TV Review: Why You Should Start 'Playing With Fire' On Netflix

Playing with Fire Jugar Con Fuego Fabrizio Ramírez Jason Day Camila Peláez Gaby Espino Netflix
Image by Telemundo / Netflix
In the case of watching the sizzling Netflix drama, “Playing with Fire” (“Jugar Con Fuego”) is a good thing. Despite what its title suggests, there is nothing too visually overt about its steamy storyline. At first glance, a tale about blatant lust, the series features nuanced edges about what it means to be a romantic who throws caution to the wind.

Letting anything other than one’s mind have control of your life is a dangerous game. It means navigating an already murky minefield without the tools necessary to make it to safety. If you want to make it to your romantic ending in one piece, “Playing with Fire” proves how much not thinking will get you burned during its binge-worthy Netflix run.


Set in Columbia, “Playing with Fire” starts off hot before settling into the slow burn of an atmosphere boiling with traitors, victims, and villains. Fabrizio (Jason Day) has arrived from Mexico via a mysterious past. He works for a coffee business and is having an affair with the passionate wife of another neighboring coffee magnate.

It is important to note that two competing coffee businesses are operating within close proximity. One is owned by the loving and caring Peter Miller (Tony Plana), the other by the emotionally aloof Jorge (Carlos Ponce). Fabrizio works for the latter. Peter is married to Camila (Gaby Espino), who is cheating on him with Fabrizio.

Little does Jorge know that Fabrizio is threatening to burn up the women in his life, too, including his dissatisfied wife, Martina (Margarita Rosa de Francisco). It is a web of relationships that are tangled beyond belief, and they are all about to get ensnared.

Fabrizio has survived by weaponizing his sexuality, and “Playing with Fire” shows how powerful of a weapon it can be. This is an archetype typically left for women to play, and it is refreshing to see it put in a man’s hands for a change.

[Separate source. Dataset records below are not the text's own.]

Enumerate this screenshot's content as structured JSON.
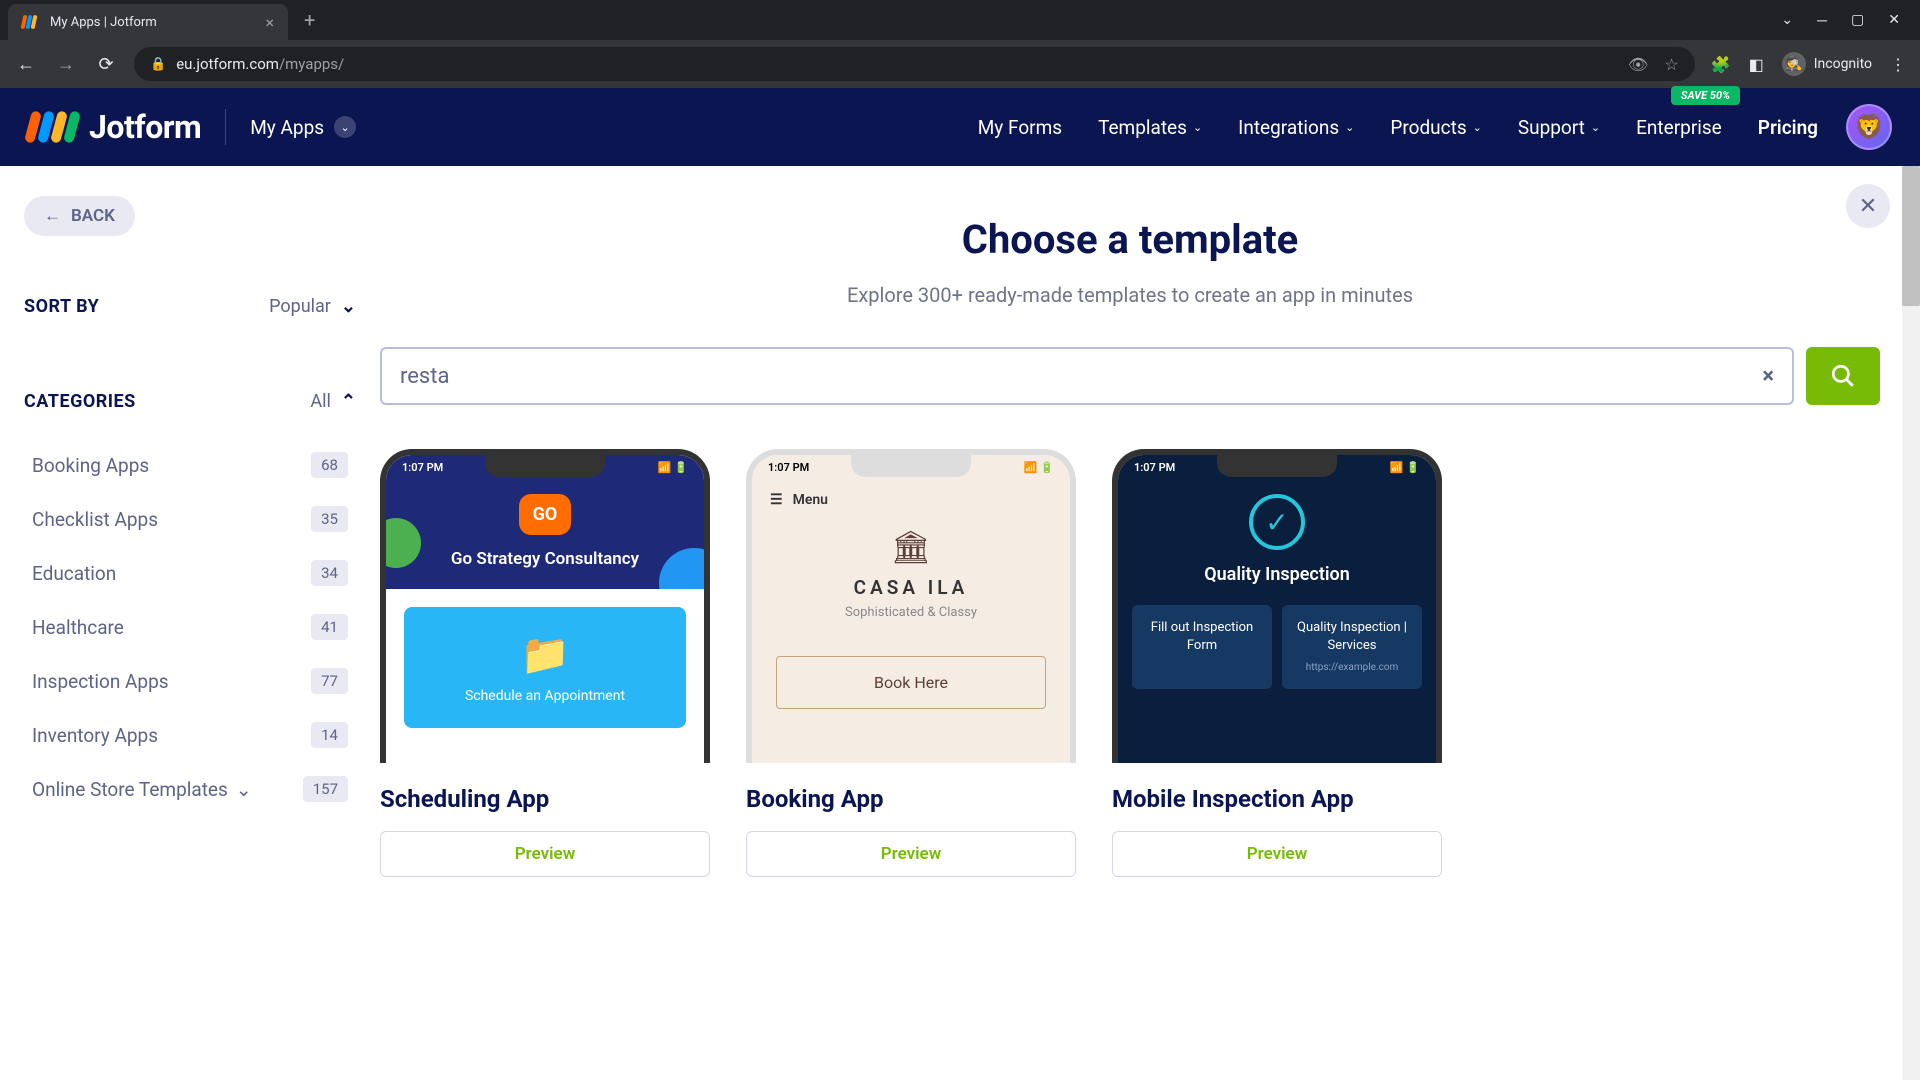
{
  "browser": {
    "tab_title": "My Apps | Jotform",
    "url_domain": "eu.jotform.com",
    "url_path": "/myapps/",
    "incognito_label": "Incognito"
  },
  "header": {
    "logo_text": "Jotform",
    "context": "My Apps",
    "nav": [
      "My Forms",
      "Templates",
      "Integrations",
      "Products",
      "Support",
      "Enterprise",
      "Pricing"
    ],
    "save_badge": "SAVE 50%"
  },
  "page": {
    "back_label": "BACK",
    "title": "Choose a template",
    "subtitle": "Explore 300+ ready-made templates to create an app in minutes",
    "search_value": "resta"
  },
  "sort": {
    "label": "SORT BY",
    "value": "Popular"
  },
  "categories": {
    "label": "CATEGORIES",
    "all_label": "All",
    "items": [
      {
        "name": "Booking Apps",
        "count": "68"
      },
      {
        "name": "Checklist Apps",
        "count": "35"
      },
      {
        "name": "Education",
        "count": "34"
      },
      {
        "name": "Healthcare",
        "count": "41"
      },
      {
        "name": "Inspection Apps",
        "count": "77"
      },
      {
        "name": "Inventory Apps",
        "count": "14"
      },
      {
        "name": "Online Store Templates",
        "count": "157",
        "has_sub": true
      }
    ]
  },
  "templates": [
    {
      "name": "Scheduling App",
      "preview_label": "Preview",
      "phone_time": "1:07 PM",
      "t1_logo": "GO",
      "t1_title": "Go Strategy Consultancy",
      "t1_card_text": "Schedule an Appointment"
    },
    {
      "name": "Booking App",
      "preview_label": "Preview",
      "phone_time": "1:07 PM",
      "t2_menu": "Menu",
      "t2_name": "CASA ILA",
      "t2_tagline": "Sophisticated & Classy",
      "t2_btn": "Book Here"
    },
    {
      "name": "Mobile Inspection App",
      "preview_label": "Preview",
      "phone_time": "1:07 PM",
      "t3_title": "Quality Inspection",
      "t3_card1": "Fill out Inspection Form",
      "t3_card2": "Quality Inspection | Services",
      "t3_card2_sub": "https://example.com"
    }
  ]
}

As depicted in Russia’s “Locust,” the recent “Far from the Madding Crowd” remake, and in the scary form of real-life via the “Dirty John” TV adaptation, both genders can play the seduction game. Of course, women’s ability to succumb to a man’s full-court press is a secret that benefits both sides.

If you are smelling something other than the scent of hot coffee, you are onto something. While other shows would tell you that what Fabrizio and his married lover have is real love, “Playing with Fire” pours cold water on the notion.

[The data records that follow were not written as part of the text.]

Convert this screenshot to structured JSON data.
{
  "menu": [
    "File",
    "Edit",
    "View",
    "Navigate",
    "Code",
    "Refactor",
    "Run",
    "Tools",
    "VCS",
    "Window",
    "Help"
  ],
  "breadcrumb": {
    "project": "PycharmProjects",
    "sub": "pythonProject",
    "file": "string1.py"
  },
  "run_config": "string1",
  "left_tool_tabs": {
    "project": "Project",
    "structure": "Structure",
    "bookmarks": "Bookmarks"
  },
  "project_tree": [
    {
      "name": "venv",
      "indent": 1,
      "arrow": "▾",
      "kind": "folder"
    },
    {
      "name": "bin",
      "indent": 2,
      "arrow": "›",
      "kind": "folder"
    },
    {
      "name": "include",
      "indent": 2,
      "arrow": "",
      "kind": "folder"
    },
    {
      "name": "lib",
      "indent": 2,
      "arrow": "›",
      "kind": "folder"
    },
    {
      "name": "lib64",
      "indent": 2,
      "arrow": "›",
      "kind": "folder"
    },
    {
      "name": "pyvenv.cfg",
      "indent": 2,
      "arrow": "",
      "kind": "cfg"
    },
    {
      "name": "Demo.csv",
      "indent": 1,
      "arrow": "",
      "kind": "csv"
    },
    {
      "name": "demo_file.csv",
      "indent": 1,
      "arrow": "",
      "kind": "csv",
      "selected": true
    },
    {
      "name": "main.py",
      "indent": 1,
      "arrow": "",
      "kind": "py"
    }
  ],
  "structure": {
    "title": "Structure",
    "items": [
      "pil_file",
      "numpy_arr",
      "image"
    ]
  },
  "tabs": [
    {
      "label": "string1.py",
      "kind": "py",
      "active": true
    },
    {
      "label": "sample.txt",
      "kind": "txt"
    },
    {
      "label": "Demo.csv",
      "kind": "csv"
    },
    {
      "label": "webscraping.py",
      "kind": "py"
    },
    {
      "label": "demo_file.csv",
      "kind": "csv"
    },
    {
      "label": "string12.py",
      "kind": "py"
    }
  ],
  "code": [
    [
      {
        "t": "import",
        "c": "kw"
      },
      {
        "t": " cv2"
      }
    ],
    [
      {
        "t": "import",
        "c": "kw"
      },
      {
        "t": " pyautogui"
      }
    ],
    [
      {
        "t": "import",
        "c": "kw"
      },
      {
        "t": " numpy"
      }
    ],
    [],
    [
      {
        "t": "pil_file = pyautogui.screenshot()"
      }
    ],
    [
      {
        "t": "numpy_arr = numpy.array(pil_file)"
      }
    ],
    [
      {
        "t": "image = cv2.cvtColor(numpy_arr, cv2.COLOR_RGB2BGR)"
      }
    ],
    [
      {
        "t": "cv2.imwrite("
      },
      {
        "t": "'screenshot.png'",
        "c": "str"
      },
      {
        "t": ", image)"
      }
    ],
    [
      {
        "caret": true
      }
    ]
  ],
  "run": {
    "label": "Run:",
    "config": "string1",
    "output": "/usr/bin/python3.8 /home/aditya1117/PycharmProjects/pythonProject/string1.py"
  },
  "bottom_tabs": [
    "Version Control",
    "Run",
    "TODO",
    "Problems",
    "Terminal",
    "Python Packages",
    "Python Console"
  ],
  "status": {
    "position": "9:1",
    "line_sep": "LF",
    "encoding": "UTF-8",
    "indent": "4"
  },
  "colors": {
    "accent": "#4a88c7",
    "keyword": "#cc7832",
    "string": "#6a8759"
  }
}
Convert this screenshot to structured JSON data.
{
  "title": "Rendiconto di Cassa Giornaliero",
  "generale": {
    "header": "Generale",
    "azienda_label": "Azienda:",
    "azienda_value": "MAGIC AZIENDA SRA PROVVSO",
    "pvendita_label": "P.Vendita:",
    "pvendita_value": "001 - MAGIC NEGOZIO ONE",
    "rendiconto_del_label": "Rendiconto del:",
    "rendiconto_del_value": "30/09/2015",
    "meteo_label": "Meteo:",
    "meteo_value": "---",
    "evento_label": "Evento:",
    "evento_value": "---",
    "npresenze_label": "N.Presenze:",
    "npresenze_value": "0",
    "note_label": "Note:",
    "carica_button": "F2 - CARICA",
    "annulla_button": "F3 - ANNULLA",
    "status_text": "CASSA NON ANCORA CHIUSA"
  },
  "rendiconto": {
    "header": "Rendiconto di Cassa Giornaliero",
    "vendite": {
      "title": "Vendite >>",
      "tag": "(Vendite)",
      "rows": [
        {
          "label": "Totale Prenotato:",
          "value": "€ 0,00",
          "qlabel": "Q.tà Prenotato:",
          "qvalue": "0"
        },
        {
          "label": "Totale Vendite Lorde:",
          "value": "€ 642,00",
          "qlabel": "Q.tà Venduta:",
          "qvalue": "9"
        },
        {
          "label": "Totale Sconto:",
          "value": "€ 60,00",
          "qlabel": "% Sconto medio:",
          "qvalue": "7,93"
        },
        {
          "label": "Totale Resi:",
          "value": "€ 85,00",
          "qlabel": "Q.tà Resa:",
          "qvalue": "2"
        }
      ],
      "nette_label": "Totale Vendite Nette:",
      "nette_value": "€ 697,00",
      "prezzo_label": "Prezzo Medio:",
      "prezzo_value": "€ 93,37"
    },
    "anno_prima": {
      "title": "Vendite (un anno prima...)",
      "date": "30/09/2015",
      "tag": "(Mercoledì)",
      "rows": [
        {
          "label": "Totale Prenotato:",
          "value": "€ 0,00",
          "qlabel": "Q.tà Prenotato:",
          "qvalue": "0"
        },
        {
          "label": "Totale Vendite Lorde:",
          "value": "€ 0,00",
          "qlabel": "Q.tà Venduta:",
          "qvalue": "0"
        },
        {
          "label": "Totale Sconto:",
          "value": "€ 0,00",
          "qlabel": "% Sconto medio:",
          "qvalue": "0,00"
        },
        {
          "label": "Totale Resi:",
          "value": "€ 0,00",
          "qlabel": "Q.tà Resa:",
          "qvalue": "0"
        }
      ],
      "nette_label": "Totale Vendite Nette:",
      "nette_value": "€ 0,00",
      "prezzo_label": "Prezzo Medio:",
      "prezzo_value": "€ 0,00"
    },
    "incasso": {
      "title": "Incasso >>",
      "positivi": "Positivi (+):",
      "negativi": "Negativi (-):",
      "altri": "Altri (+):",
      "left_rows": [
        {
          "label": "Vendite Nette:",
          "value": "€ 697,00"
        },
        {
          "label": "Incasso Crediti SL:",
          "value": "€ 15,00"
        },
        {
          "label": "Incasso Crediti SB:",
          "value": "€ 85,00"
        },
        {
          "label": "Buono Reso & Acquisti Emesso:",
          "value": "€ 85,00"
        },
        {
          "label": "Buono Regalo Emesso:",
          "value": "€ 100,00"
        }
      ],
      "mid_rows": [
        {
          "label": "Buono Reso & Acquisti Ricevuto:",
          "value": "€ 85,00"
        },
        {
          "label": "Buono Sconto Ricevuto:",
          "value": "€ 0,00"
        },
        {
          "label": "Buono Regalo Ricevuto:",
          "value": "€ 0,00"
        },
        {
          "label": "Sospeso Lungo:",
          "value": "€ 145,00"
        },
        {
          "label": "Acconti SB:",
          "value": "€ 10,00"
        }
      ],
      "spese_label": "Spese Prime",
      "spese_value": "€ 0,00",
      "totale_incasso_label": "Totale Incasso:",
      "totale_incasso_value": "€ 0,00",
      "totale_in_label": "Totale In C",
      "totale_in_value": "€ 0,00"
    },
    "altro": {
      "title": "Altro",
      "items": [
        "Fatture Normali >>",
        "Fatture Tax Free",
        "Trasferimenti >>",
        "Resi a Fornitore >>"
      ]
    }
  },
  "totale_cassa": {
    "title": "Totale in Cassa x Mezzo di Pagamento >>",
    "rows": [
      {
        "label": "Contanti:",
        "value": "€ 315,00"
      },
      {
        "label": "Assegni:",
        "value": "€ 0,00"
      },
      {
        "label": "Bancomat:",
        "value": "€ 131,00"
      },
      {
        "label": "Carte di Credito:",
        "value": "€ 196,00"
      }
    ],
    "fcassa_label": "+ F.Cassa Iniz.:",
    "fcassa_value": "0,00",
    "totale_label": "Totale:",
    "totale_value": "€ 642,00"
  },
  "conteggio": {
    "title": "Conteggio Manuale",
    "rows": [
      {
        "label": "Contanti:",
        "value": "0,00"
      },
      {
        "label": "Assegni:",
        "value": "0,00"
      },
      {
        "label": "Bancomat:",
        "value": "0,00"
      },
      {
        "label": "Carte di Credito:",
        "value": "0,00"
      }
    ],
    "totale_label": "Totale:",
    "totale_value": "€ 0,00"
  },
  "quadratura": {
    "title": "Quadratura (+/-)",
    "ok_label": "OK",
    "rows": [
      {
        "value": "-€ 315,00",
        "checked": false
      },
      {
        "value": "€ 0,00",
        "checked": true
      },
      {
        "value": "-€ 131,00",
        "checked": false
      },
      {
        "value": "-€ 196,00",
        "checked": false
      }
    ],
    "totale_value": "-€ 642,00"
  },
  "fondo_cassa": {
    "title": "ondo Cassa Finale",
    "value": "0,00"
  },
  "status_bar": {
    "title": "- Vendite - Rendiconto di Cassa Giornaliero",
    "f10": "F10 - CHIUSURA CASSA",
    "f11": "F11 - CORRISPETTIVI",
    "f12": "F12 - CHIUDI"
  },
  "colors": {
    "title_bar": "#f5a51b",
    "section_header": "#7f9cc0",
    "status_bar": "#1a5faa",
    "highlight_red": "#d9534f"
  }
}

As honest as it is in showcasing the brazen and cold seduction that Fabrizio spins around his lover and those who want to be, the Netflix series attempts to say that he is capable of love too. Perish the thought. He never shows the selflessness such an emotion requires.

“Playing with Fire” works as a complicated drama that is juicy and enthralling. Big drama consumes its very essence as it dives into the disquieting taboo of a mother and daughter falling under Fabrizio’s spell. Thankfully, it holds back from going full “Adore.” A disturbing movie that shoves its selfish characters forward in a way that openly sympathizes with their plight.


“Playing with Fire” is far more subtle in its approach. A move that makes it easier not to have a sickening shutter take hold as the storyline unfolds. This is a cautionary morality tale that allows viewers to draw their own conclusions without castigating them for where they end up. It is an intoxicating watch that grows more and more intriguing with every episode.

By the end, “Playing with Fire” had this viewer firmly in its grip, thirsty to see what twist would happen next. I applaud the story for showcasing how powerful the male gaze can be, albeit I disagree as to someone like Fabrizio changing form. Plus, the woman who supposedly awakens his more mature self holds no personal appeal whatsoever.

The spirited daughter of his boss, Alicia, comes across as entitled as they come. A whiny person who finds fault with those around her and yet offers no solutions to make the crumbling world she sees any better. “Playing with Fire” could not win me over to her side.

While similar to the central romance in “Gran Hotel,” Fabrizio and Alicia’s romance in “Playing with Fire” comes across as nothing more than an opposites-attract scenario. In the real world, there would be no long-term prospects for the couple. That said, fiction loves its fiction.


A breezy binge-watch that is fiery because of its drama and not necessarily the steam it produces in other departments. The captivating performances of the cast only bolster its appeal. As a narrative on the fine line between lust, love, pursuit, and romance, “Playing with Fire” offers an absorbing story destined for extensive contemplation.

Rating: 7.7/10

You can currently stream the entire first season of “Playing with Fire” (“Jugar Con Fuego”) on Netflix.